Governing In Absentia
The Age
Friday May 17, 1996
THROUGHOUT his political life, Mr Kennett has never been noted for the careful consideration that has preceded his public pronouncements. Whatever his strengths, tact and careful calculation of the consequences are not among them. Not for nothing do cartoonists depict Mr Kennett with a mouth perpetually agape.
But the pronouncements of the Premier in the six weeks since his re-election have been more unpredictable than ever. Rather than mellowing with the job, Mr Kennett shows every sign of increasing volatility.
An example occurred this week when the Premier confided in a Melbourne radio audience about his desire to take a lengthy spell from the cares and pressures of his job. During his two decades in Parliament, he said, he had rarely been able to take his full leave entitlements and was consequently owed a large amount of accrued time off. He was now considering taking some of this in the form of a lengthy sabbatical, or ``long-service leave", at the end of the year.
It is a strong possibility - indeed, it is to be hoped - that Mr Kennett's flotation of the notion that the Premier of Victoria could award himself three months out of the office was only wishful thinking. If it was, then Mr Kennett's fantasising will do nothing more harmful than strike a responsive chord with many Victorians who are also stressed by the burdens of duty. Most of us, in our more wistful moments, wish we could retire to sunlit pastures and there do nothing more demanding than grow daffodils (as Mr Kennett expressed a desire to do during another recent interview).
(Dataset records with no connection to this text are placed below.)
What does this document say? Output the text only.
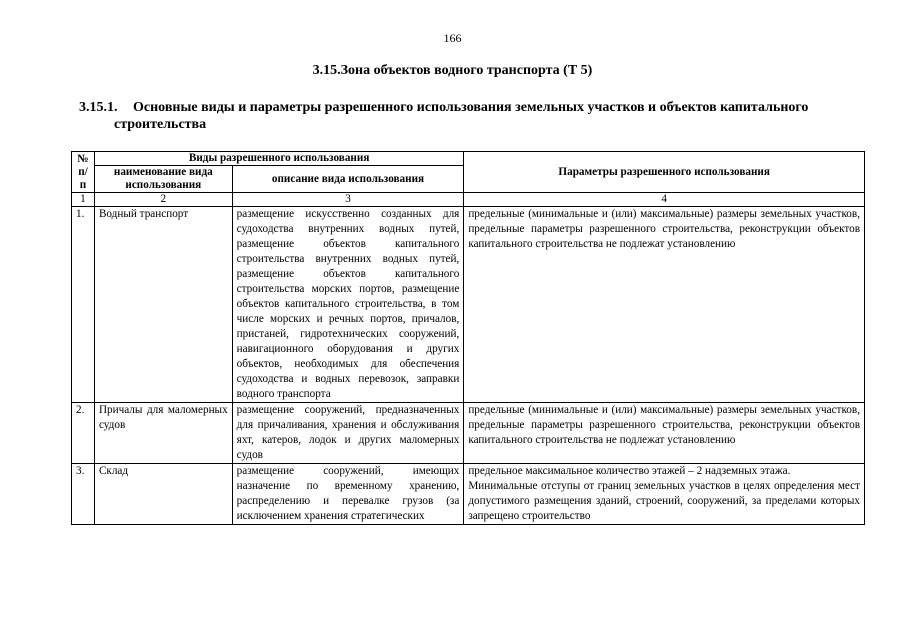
166
3.15.Зона объектов водного транспорта (Т 5)
3.15.1. Основные виды и параметры разрешенного использования земельных участков и объектов капитального
строительства
№ п/п	Виды разрешенного использования		Параметры разрешенного использования
	наименование вида использования	описание вида использования	
1	2	3	4
1.	Водный транспорт	размещение искусственно созданных для судоходства внутренних водных путей, размещение объектов капитального строительства внутренних водных путей, размещение объектов капитального строительства морских портов, размещение объектов капитального строительства, в том числе морских и речных портов, причалов, пристаней, гидротехнических сооружений, навигационного оборудования и других объектов, необходимых для обеспечения судоходства и водных перевозок, заправки водного транспорта	предельные (минимальные и (или) максимальные) размеры земельных участков, предельные параметры разрешенного строительства, реконструкции объектов капитального строительства не подлежат установлению
2.	Причалы для маломерных судов	размещение сооружений, предназначенных для причаливания, хранения и обслуживания яхт, катеров, лодок и других маломерных судов	предельные (минимальные и (или) максимальные) размеры земельных участков, предельные параметры разрешенного строительства, реконструкции объектов капитального строительства не подлежат установлению
3.	Склад	размещение сооружений, имеющих назначение по временному хранению, распределению и перевалке грузов (за исключением хранения стратегических	предельное максимальное количество этажей – 2 надземных этажа.
Минимальные отступы от границ земельных участков в целях определения мест допустимого размещения зданий, строений, сооружений, за пределами которых запрещено строительство
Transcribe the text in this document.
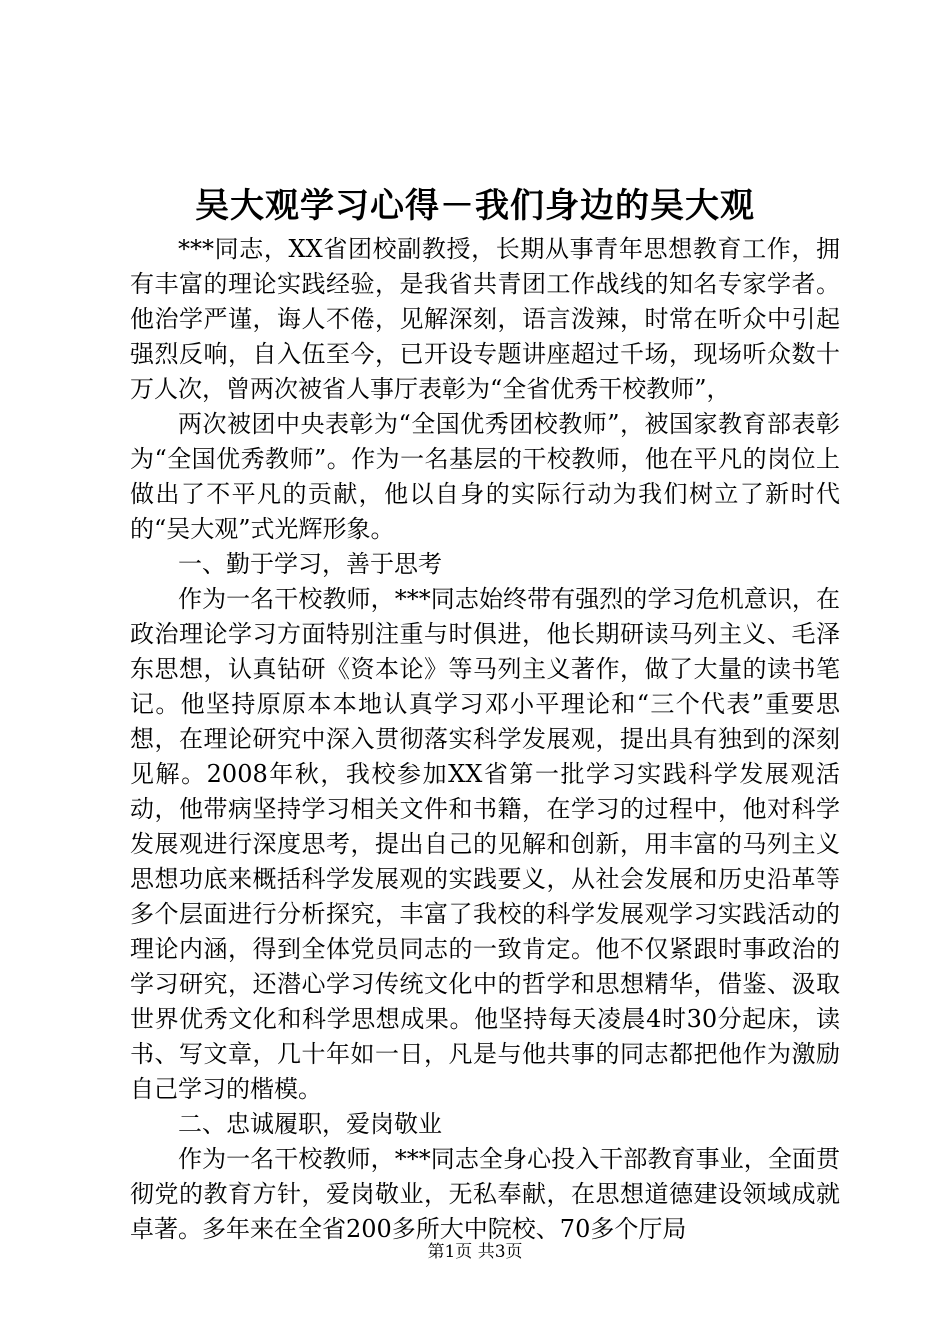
吴大观学习心得－我们身边的吴大观

***同志，XX省团校副教授，长期从事青年思想教育工作，拥有丰富的理论实践经验，是我省共青团工作战线的知名专家学者。他治学严谨，诲人不倦，见解深刻，语言泼辣，时常在听众中引起强烈反响，自入伍至今，已开设专题讲座超过千场，现场听众数十万人次，曾两次被省人事厅表彰为“全省优秀干校教师”，

两次被团中央表彰为“全国优秀团校教师”，被国家教育部表彰为“全国优秀教师”。作为一名基层的干校教师，他在平凡的岗位上做出了不平凡的贡献，他以自身的实际行动为我们树立了新时代的“吴大观”式光辉形象。

一、勤于学习，善于思考

作为一名干校教师，***同志始终带有强烈的学习危机意识，在政治理论学习方面特别注重与时俱进，他长期研读马列主义、毛泽东思想，认真钻研《资本论》等马列主义著作，做了大量的读书笔记。他坚持原原本本地认真学习邓小平理论和“三个代表”重要思想，在理论研究中深入贯彻落实科学发展观，提出具有独到的深刻见解。2008年秋，我校参加XX省第一批学习实践科学发展观活动，他带病坚持学习相关文件和书籍，在学习的过程中，他对科学发展观进行深度思考，提出自己的见解和创新，用丰富的马列主义思想功底来概括科学发展观的实践要义，从社会发展和历史沿革等多个层面进行分析探究，丰富了我校的科学发展观学习实践活动的理论内涵，得到全体党员同志的一致肯定。他不仅紧跟时事政治的学习研究，还潜心学习传统文化中的哲学和思想精华，借鉴、汲取世界优秀文化和科学思想成果。他坚持每天凌晨4时30分起床，读书、写文章，几十年如一日，凡是与他共事的同志都把他作为激励自己学习的楷模。

二、忠诚履职，爱岗敬业

作为一名干校教师，***同志全身心投入干部教育事业，全面贯彻党的教育方针，爱岗敬业，无私奉献，在思想道德建设领域成就卓著。多年来在全省200多所大中院校、70多个厅局

第1页 共3页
No one would be more deserving of such a blissful condition than a politician who had for many years put the welfare of his constituents above that of himself and his family. But the unfortunate reality is that political life does not work like this and Mr Kennett is hard-headed enough to know it.
Those who aspire to a career in politics quickly become aware of its costs. If the costs are unacceptably high, then the proper course for them is to leave. This is especially the case for those in government, where the rewards are much higher as are the responsibilities. This is why Australians expect government to be a full-time occupation. This is why they demand that ministers' personal and family interests must be subservient to the community's.
Accordingly, the Premier's suggestion that he might award himself three months' leave of absence is astonishing. This is not what Victorians re-elected the Government for. Presuming the second Kennett Government runs its full four-year term, the Premier is surmising about the joys of absenting himself for more than 6 per cent of that time.
Parliamentary leaders should have breaks. Argument can be mounted that they do not have enough and that the community pays a price in insufficient consideration of policy matters, inadequate attention to detail and low behavior standards in the chamber. Demands for time and attention make life extraordinarily difficult for ministers and their families.
Stress often gets to them and it is possible the Premier's mounting irascibility is a symptom of this. It may be that he is even sending early signals of a terminal weariness with the demands of a difficult job. Whatever it means, jumping ship for three months is not the answer. If he feels the need for leave, he should take it now, and systematically in the future. But in sensible amounts.